Speaking about their participation in joint activities with other colleges in Education City, the Qatari students found the lesser interaction between colleges on the Pittsburgh campus surprising.
"It seems every college has its own life here," Noora Al Ansasri, a first-year business major, referring to the individual colleges within the university.
What else do the students feel are differences between the campuses? "Qatar is so open to culture," said Obaidan. "Since there are no [ethnic] majorities or minorities, nobody can judge anyone else."
"I had such a great time there, and I feel so strongly about the importance of the Qatar campus' success that I have applied to TA there next fall," said Matt Laroche, a junior computer science major.
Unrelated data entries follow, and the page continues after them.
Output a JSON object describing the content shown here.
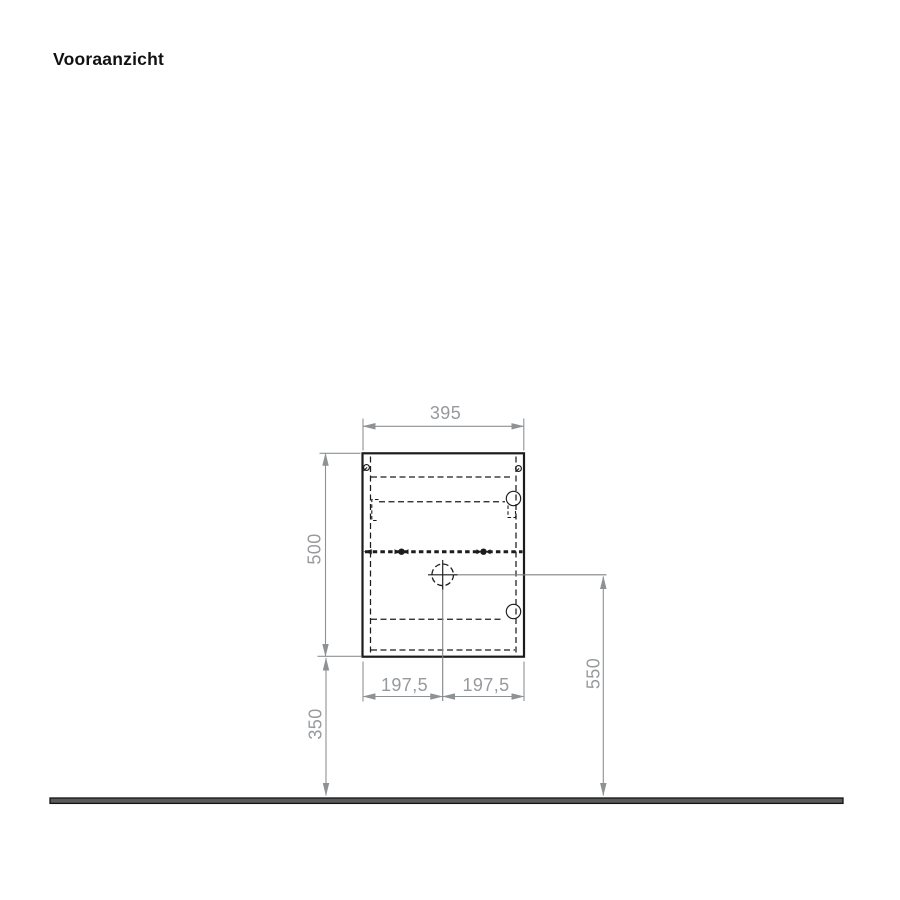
{
  "title": "Vooraanzicht",
  "dimensions": {
    "top_width": "395",
    "left_height": "500",
    "left_bottom_height": "350",
    "right_height": "550",
    "bottom_left_half": "197,5",
    "bottom_right_half": "197,5"
  },
  "colors": {
    "drawing_line": "#1c1c1c",
    "dimension_line": "#8e9294",
    "dimension_text": "#97999c",
    "floor_fill": "#5a5a5a",
    "background": "#ffffff"
  }
}
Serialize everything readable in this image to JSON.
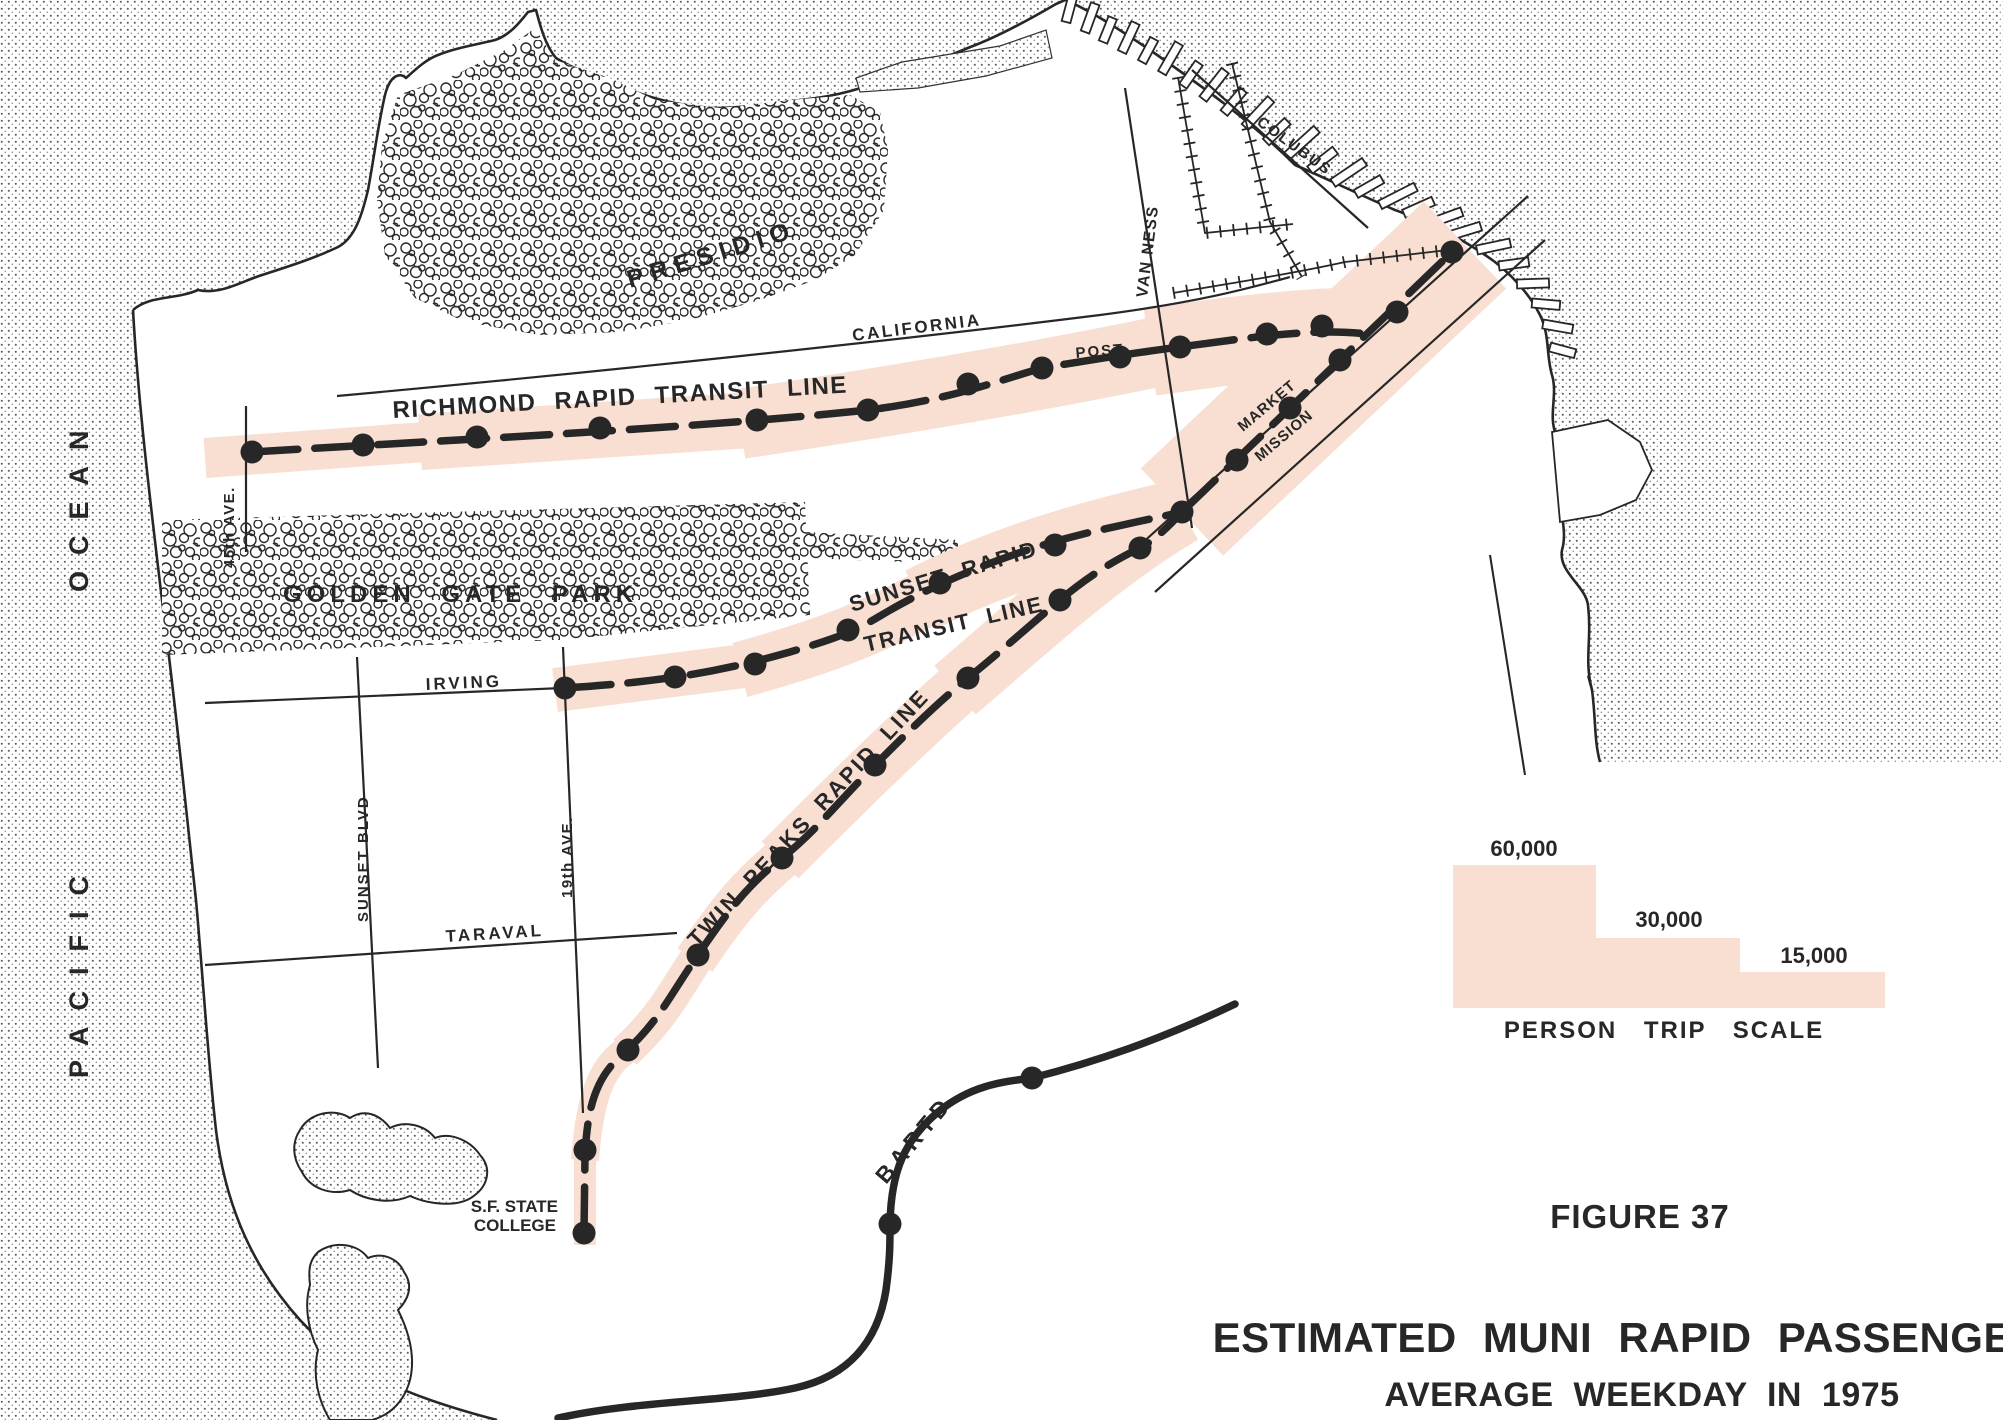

Laroche was one of the students to visit Qatar for the inauguration. "The goal of Education City is very admirable, and it could be an aid in global peace and stability."
"Students from both campuses have commented on how quickly they felt a kinship with one another, which is wonderful," said Dean of Student Affairs Michael Murphy.
Prior to returning to Qatar, first-year business major and Qatar Student Body President Fahad Al-Jefairi wore a T-shirt that read: "What happens on spring break stays on spring break." But now, what happens in Pittsburgh doesn't have to stay in Pittsburgh. Student Affairs hopes to further strengthen the bond between both campuses through pen pal programs, future trips, and potential cross-campus registration and video conferencing.
"I expect there to be many opportunities for our students here and there to come back and forth," said Dean Murphy, "both for visits and for semesters of study."